El retrato heroico de Vicente Guerrero

El retrato heroico de Vicente Guerrero

Mariela Benítez Ortega
Facultad de Filosofía y Letras, UNAM

Revista BiCentenario. El ayer y hoy de México, núm. 58.

Con seis retratos de los héroes arraigados en el imaginario mexicano, Maximiliano de Habsburgo intentó dotar de legitimidad su frágil autoridad. Los lienzos al óleo de Hidalgo, Morelos, Allende, Matamoros, Guerrero e Iturbide fueron colgados en el Salón de Embajadores del Palacio Nacional. El caso de Vicente Guerrero tiene una relevancia particular.

Ramón Sagredo, Vicente Guerrero, óleo sobre tela, ca. 1866. Presidencia de la República, Conservaduría de Palacio Nacional.

A su llegada a México, Maximiliano de Habsburgo encomendó a los alumnos de la entonces Academia Imperial de San Carlos realizar los retratos de los principales caudillos de la guerra de Independencia. Así, entre 1865 y 1866 se creó la Galería Iturbide, conformada por seis lienzos al óleo, que integró en un discurso único las efigies de Miguel Hidalgo, José María Morelos, Ignacio Allende, Mariano Matamoros, Vicente Guerrero y Agustín de Iturbide. Bajo la dirección del pintor Santiago Rebull, los artistas encargados de elaborarlas fueron Petronilo Monroy, José María Obregón, Ramón Pérez, Joaquín Ramírez y Ramón Sagredo. En 1866, el conjunto se instaló en los muros del Salón de Embajadores del Palacio Nacional, sede del gobierno imperial, que se nombró, para la ocasión, Galería Salón de Iturbide.

Los cuadros son de tamaño mayor que el natural, de entre 240 cm de alto y 160 cm de ancho, y muestran una imagen idealizada de los caudillos sin perder el realismo.

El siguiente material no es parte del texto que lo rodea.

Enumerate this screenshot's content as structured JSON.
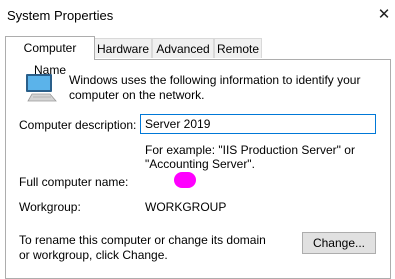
{
  "window": {
    "title": "System Properties",
    "close_glyph": "✕"
  },
  "tabs": [
    {
      "label": "Computer Name",
      "active": true
    },
    {
      "label": "Hardware",
      "active": false
    },
    {
      "label": "Advanced",
      "active": false
    },
    {
      "label": "Remote",
      "active": false
    }
  ],
  "computer_name": {
    "icon": "computer-icon",
    "info_text": "Windows uses the following information to identify your computer on the network.",
    "description_label": "Computer description:",
    "description_value": "Server 2019",
    "example_text": "For example: \"IIS Production Server\" or \"Accounting Server\".",
    "full_name_label": "Full computer name:",
    "full_name_value": "",
    "workgroup_label": "Workgroup:",
    "workgroup_value": "WORKGROUP",
    "rename_text": "To rename this computer or change its domain or workgroup, click Change.",
    "change_button": "Change..."
  },
  "colors": {
    "redaction": "#ff00ff",
    "focus_border": "#0078d7"
  }
}
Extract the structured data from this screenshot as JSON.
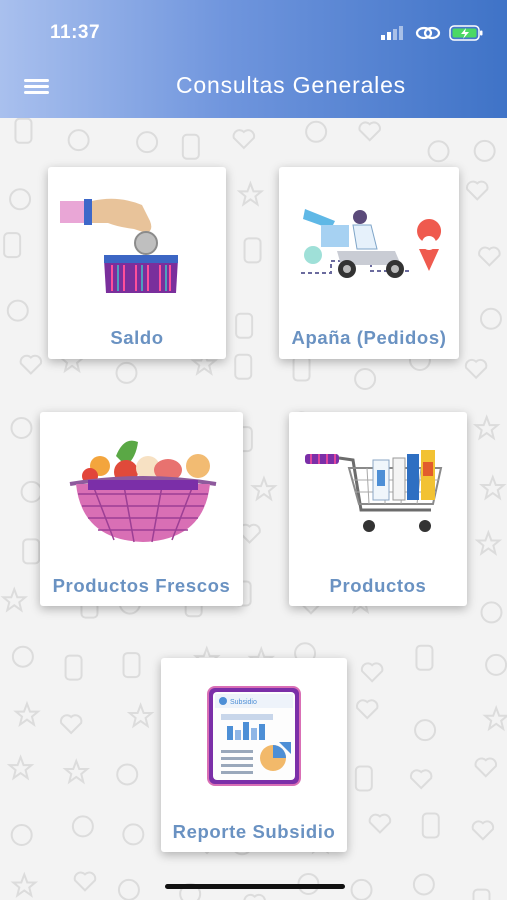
{
  "status_bar": {
    "time": "11:37"
  },
  "header": {
    "title": "Consultas Generales",
    "menu_icon": "hamburger-menu-icon"
  },
  "colors": {
    "header_start": "#a9c0ee",
    "header_end": "#3f73c7",
    "card_label": "#6a92c2"
  },
  "cards": [
    {
      "label": "Saldo",
      "icon": "coin-purse-icon"
    },
    {
      "label": "Apaña (Pedidos)",
      "icon": "delivery-scooter-icon"
    },
    {
      "label": "Productos Frescos",
      "icon": "produce-basket-icon"
    },
    {
      "label": "Productos",
      "icon": "shopping-cart-icon"
    },
    {
      "label": "Reporte Subsidio",
      "icon": "report-document-icon"
    }
  ],
  "report_header_text": "Subsidio"
}
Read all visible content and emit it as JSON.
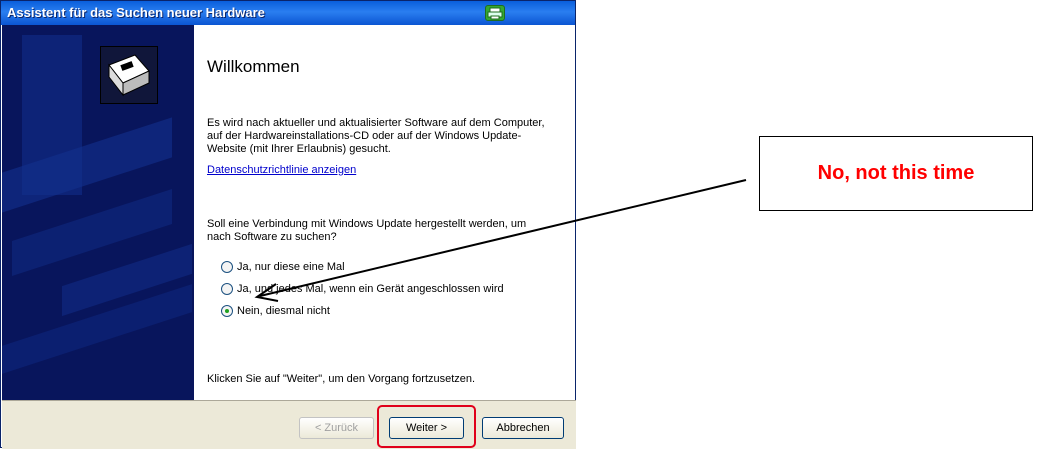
{
  "window": {
    "title": "Assistent für das Suchen neuer Hardware"
  },
  "content": {
    "heading": "Willkommen",
    "intro": "Es wird nach aktueller und aktualisierter Software auf dem Computer, auf der Hardwareinstallations-CD oder auf der Windows Update-Website (mit Ihrer Erlaubnis) gesucht.",
    "privacy_link": "Datenschutzrichtlinie anzeigen",
    "question": "Soll eine Verbindung mit Windows Update hergestellt werden, um nach Software zu suchen?",
    "options": [
      {
        "label": "Ja, nur diese eine Mal",
        "selected": false
      },
      {
        "label": "Ja, und jedes Mal, wenn ein Gerät angeschlossen wird",
        "selected": false
      },
      {
        "label": "Nein, diesmal nicht",
        "selected": true
      }
    ],
    "continue_hint": "Klicken Sie auf \"Weiter\", um den Vorgang fortzusetzen."
  },
  "buttons": {
    "back": "< Zurück",
    "next": "Weiter >",
    "cancel": "Abbrechen"
  },
  "annotation": {
    "callout_text": "No, not this time",
    "accent_color": "#ff0000"
  },
  "icons": [
    "hardware-wizard-icon",
    "printer-icon"
  ]
}
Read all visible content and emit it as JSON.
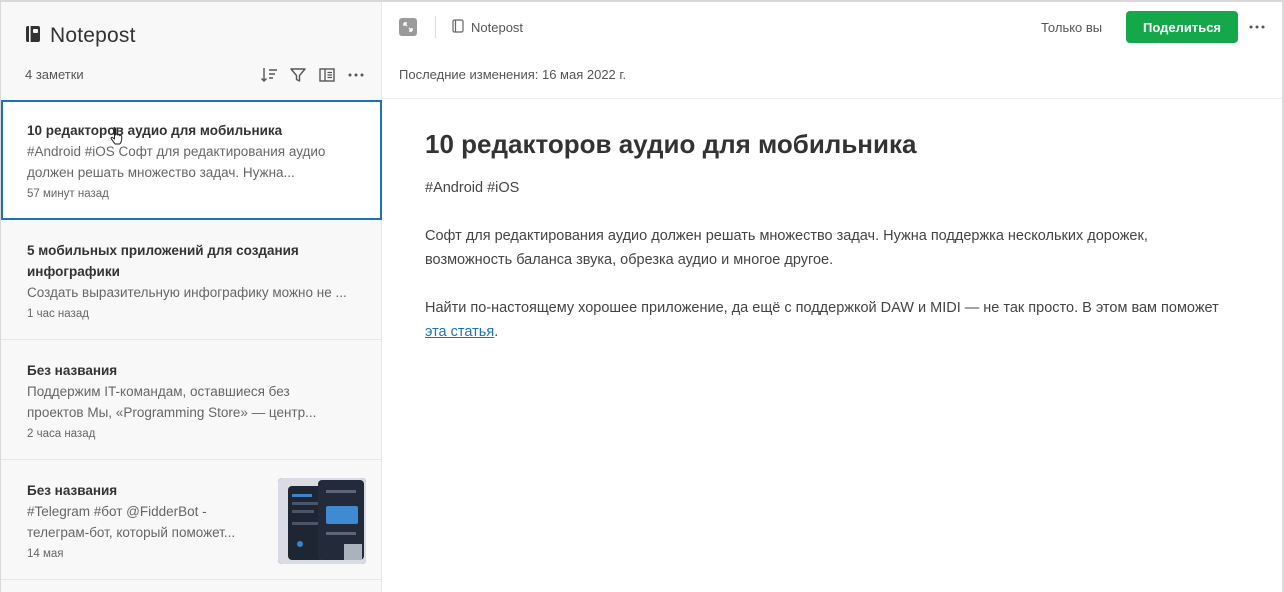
{
  "sidebar": {
    "notebook_title": "Notepost",
    "note_count": "4 заметки",
    "tools": [
      "sort-icon",
      "filter-icon",
      "view-options-icon",
      "more-icon"
    ],
    "notes": [
      {
        "title": "10 редакторов аудио для мобильника",
        "snippet_1": "#Android #iOS Софт для редактирования аудио",
        "snippet_2": "должен решать множество задач. Нужна...",
        "time": "57 минут назад",
        "selected": true
      },
      {
        "title": "5 мобильных приложений для создания",
        "title_2": "инфографики",
        "snippet_1": "Создать выразительную инфографику можно не ...",
        "time": "1 час назад"
      },
      {
        "title": "Без названия",
        "snippet_1": "Поддержим IT-командам, оставшиеся без",
        "snippet_2": "проектов Мы, «Programming Store» — центр...",
        "time": "2 часа назад"
      },
      {
        "title": "Без названия",
        "snippet_1": "#Telegram #бот @FidderBot -",
        "snippet_2": "телеграм-бот, который поможет...",
        "time": "14 мая",
        "has_thumbnail": true
      }
    ]
  },
  "main": {
    "breadcrumb": "Notepost",
    "owner": "Только вы",
    "share_label": "Поделиться",
    "last_edit": "Последние изменения: 16 мая 2022 г.",
    "doc": {
      "title": "10 редакторов аудио для мобильника",
      "tags": "#Android #iOS",
      "p1": "Софт для редактирования аудио должен решать множество задач. Нужна поддержка нескольких дорожек, возможность баланса звука, обрезка аудио и многое другое.",
      "p2_text": "Найти по-настоящему хорошее приложение, да ещё с поддержкой DAW и MIDI — не так просто. В этом вам поможет ",
      "p2_link": "эта статья",
      "p2_end": "."
    }
  },
  "colors": {
    "accent": "#1c73b2",
    "share": "#14a84a"
  }
}
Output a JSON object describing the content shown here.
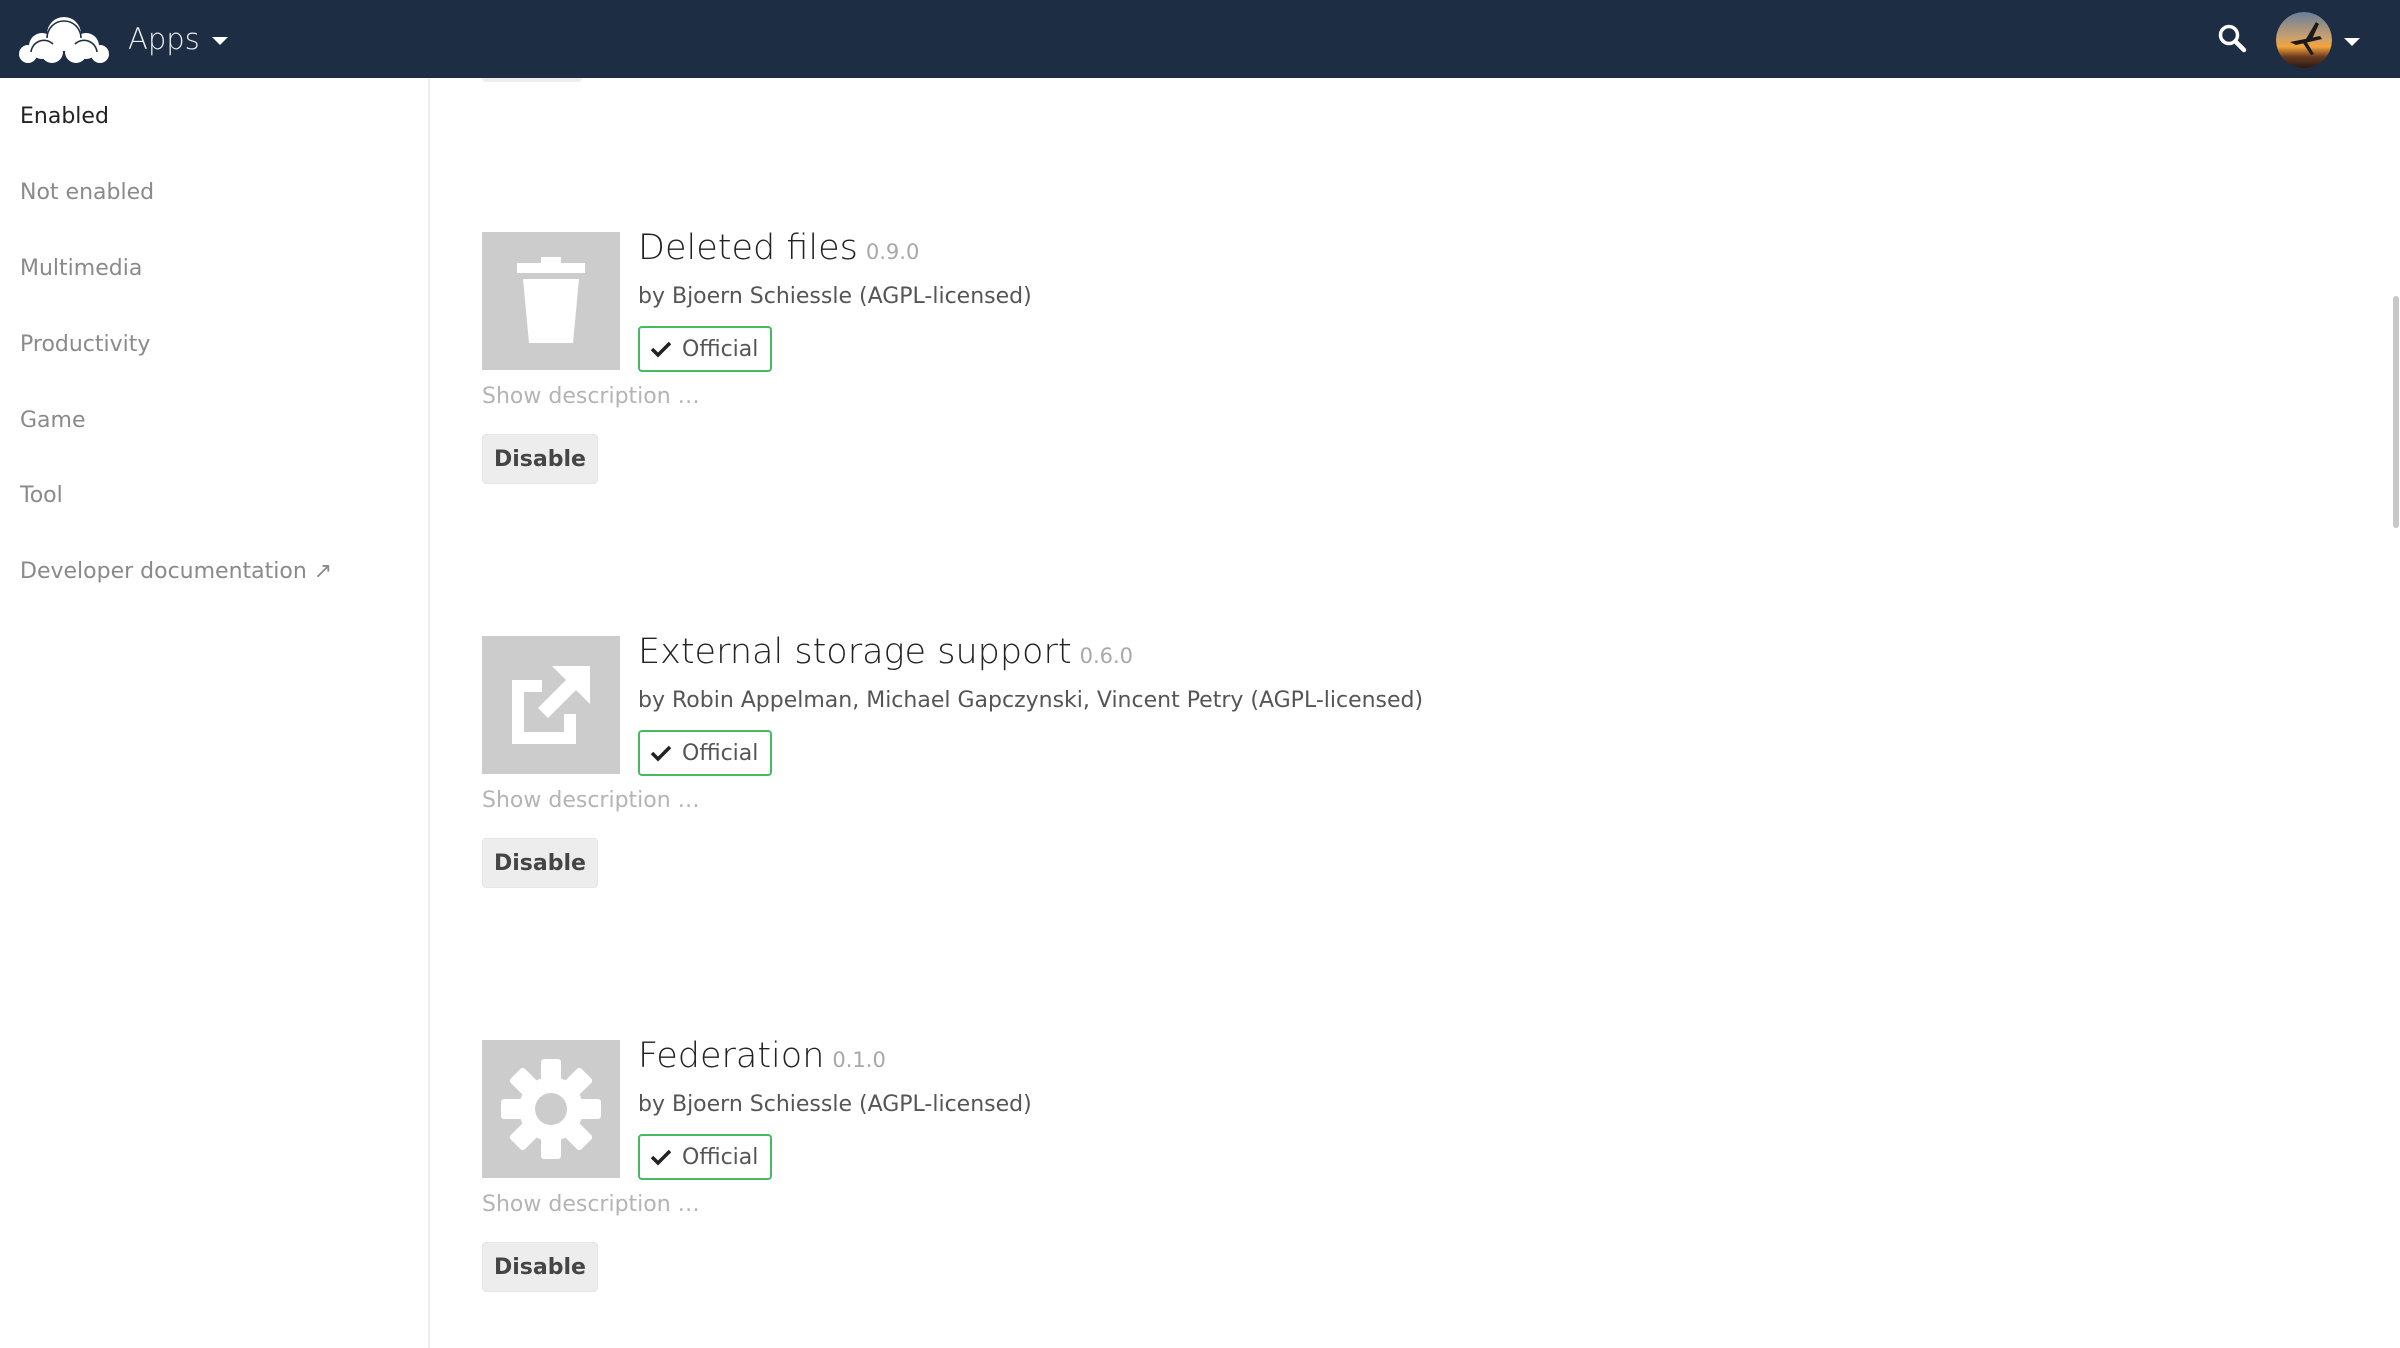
{
  "header": {
    "app_menu_label": "Apps"
  },
  "sidebar": {
    "items": [
      {
        "label": "Enabled",
        "active": true
      },
      {
        "label": "Not enabled"
      },
      {
        "label": "Multimedia"
      },
      {
        "label": "Productivity"
      },
      {
        "label": "Game"
      },
      {
        "label": "Tool"
      },
      {
        "label": "Developer documentation ↗"
      }
    ]
  },
  "apps": [
    {
      "name": "Deleted files",
      "version": "0.9.0",
      "author": "by Bjoern Schiessle (AGPL-licensed)",
      "badge": "Official",
      "show_description": "Show description …",
      "button": "Disable",
      "icon": "trash-icon"
    },
    {
      "name": "External storage support",
      "version": "0.6.0",
      "author": "by Robin Appelman, Michael Gapczynski, Vincent Petry (AGPL-licensed)",
      "badge": "Official",
      "show_description": "Show description …",
      "button": "Disable",
      "icon": "external-link-icon"
    },
    {
      "name": "Federation",
      "version": "0.1.0",
      "author": "by Bjoern Schiessle (AGPL-licensed)",
      "badge": "Official",
      "show_description": "Show description …",
      "button": "Disable",
      "icon": "gear-icon"
    }
  ],
  "colors": {
    "header_bg": "#1d2d44",
    "official_green": "#46ba61",
    "icon_bg": "#cccccc"
  }
}
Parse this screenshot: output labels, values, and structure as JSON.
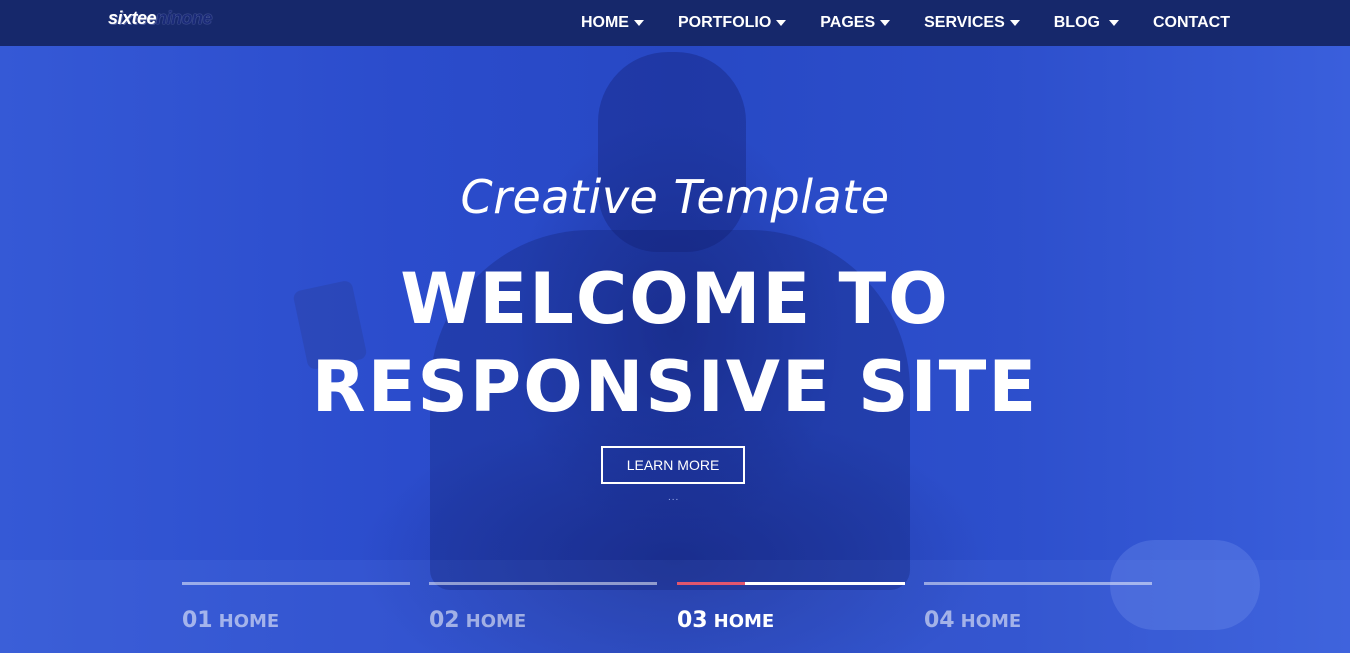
{
  "logo": {
    "part1": "sixtee",
    "part2": "ninone"
  },
  "nav": [
    {
      "label": "HOME",
      "dropdown": true
    },
    {
      "label": "PORTFOLIO",
      "dropdown": true
    },
    {
      "label": "PAGES",
      "dropdown": true
    },
    {
      "label": "SERVICES",
      "dropdown": true
    },
    {
      "label": "BLOG",
      "dropdown": true
    },
    {
      "label": "CONTACT",
      "dropdown": false
    }
  ],
  "hero": {
    "subtitle": "Creative Template",
    "headline_line1": "WELCOME TO",
    "headline_line2": "RESPONSIVE SITE",
    "button_label": "LEARN MORE",
    "loader_dots": "..."
  },
  "slider_tabs": [
    {
      "number": "01",
      "label": "HOME",
      "active": false
    },
    {
      "number": "02",
      "label": "HOME",
      "active": false
    },
    {
      "number": "03",
      "label": "HOME",
      "active": true,
      "progress": 0.3
    },
    {
      "number": "04",
      "label": "HOME",
      "active": false
    }
  ],
  "colors": {
    "navbar": "#16286b",
    "hero_overlay": "#2a4fc7",
    "progress_accent": "#e2566e"
  }
}
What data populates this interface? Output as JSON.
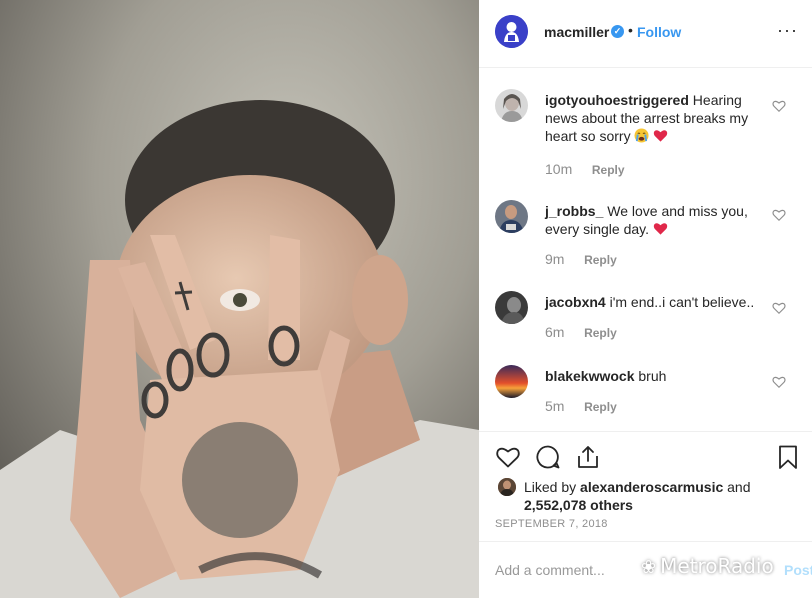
{
  "post": {
    "username": "macmiller",
    "separator": "•",
    "follow_label": "Follow",
    "more_label": "···",
    "verified_mark": "✓"
  },
  "comments": [
    {
      "user": "igotyouhoestriggered",
      "text": "Hearing news about the arrest breaks my heart so sorry",
      "time": "10m",
      "reply": "Reply"
    },
    {
      "user": "j_robbs_",
      "text": "We love and miss you, every single day.",
      "time": "9m",
      "reply": "Reply"
    },
    {
      "user": "jacobxn4",
      "text": "i'm end..i can't believe..",
      "time": "6m",
      "reply": "Reply"
    },
    {
      "user": "blakekwwock",
      "text": "bruh",
      "time": "5m",
      "reply": "Reply"
    }
  ],
  "likes": {
    "prefix": "Liked by",
    "user": "alexanderoscarmusic",
    "and": "and",
    "count": "2,552,078 others"
  },
  "date": "SEPTEMBER 7, 2018",
  "add_comment": {
    "placeholder": "Add a comment...",
    "post_label": "Post"
  },
  "watermark": {
    "text": "MetroRadio",
    "icon": "wechat-icon"
  },
  "colors": {
    "accent": "#3897f0",
    "heart_red": "#ed4956",
    "secondary_text": "#8e8e8e",
    "avatar_bg": "#3a40c8"
  }
}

La composición es semejante en todos ellos: el héroe es la figura protagonista y se sitúa en la parte central. Hidalgo y Morelos se encuentran en el interior de su estudio, Iturbide en un ambiente palaciego, mientras que Allende, Matamoros y Guerrero en un espacio abierto. Los personajes poseen un punto de vista alto para representar su propia superioridad moral y contribuir a dar una sensación de grandeza, por lo que resulta clara la intención de exaltar las virtudes que cada uno encarnó. Por último, aparecen en el instante culminante de su carrera como héroes, en la fase más reveladora de su trayectoria histórica. En consecuencia, sus actitudes, poses y el entorno que los rodea hablan de su actuación en la lucha.

Al tratarse de una producción pictórica desarrollada desde los círculos del poder, las ideas políticas del imperio influyeron en el trabajo de los artistas de la Academia, de suerte que la narrativa visual de la serie no estuvo exenta de una finalidad precisa, descubriéndose en ella las aspiraciones de Maximiliano, interesado en legitimar su papel como emperador y heredero de la independencia. Por esta razón, se asignó a cada prócer un lugar fundamental: a Hidalgo se le reconoció como el “padre de la independencia”; Allende simbolizó la fuerza militar de la revolución; Morelos fue el legislador y la inteligencia; Matamoros representó la constancia y renuncia; Guerrero la abnegación y subordinación, e Iturbide personificó el poder imperial.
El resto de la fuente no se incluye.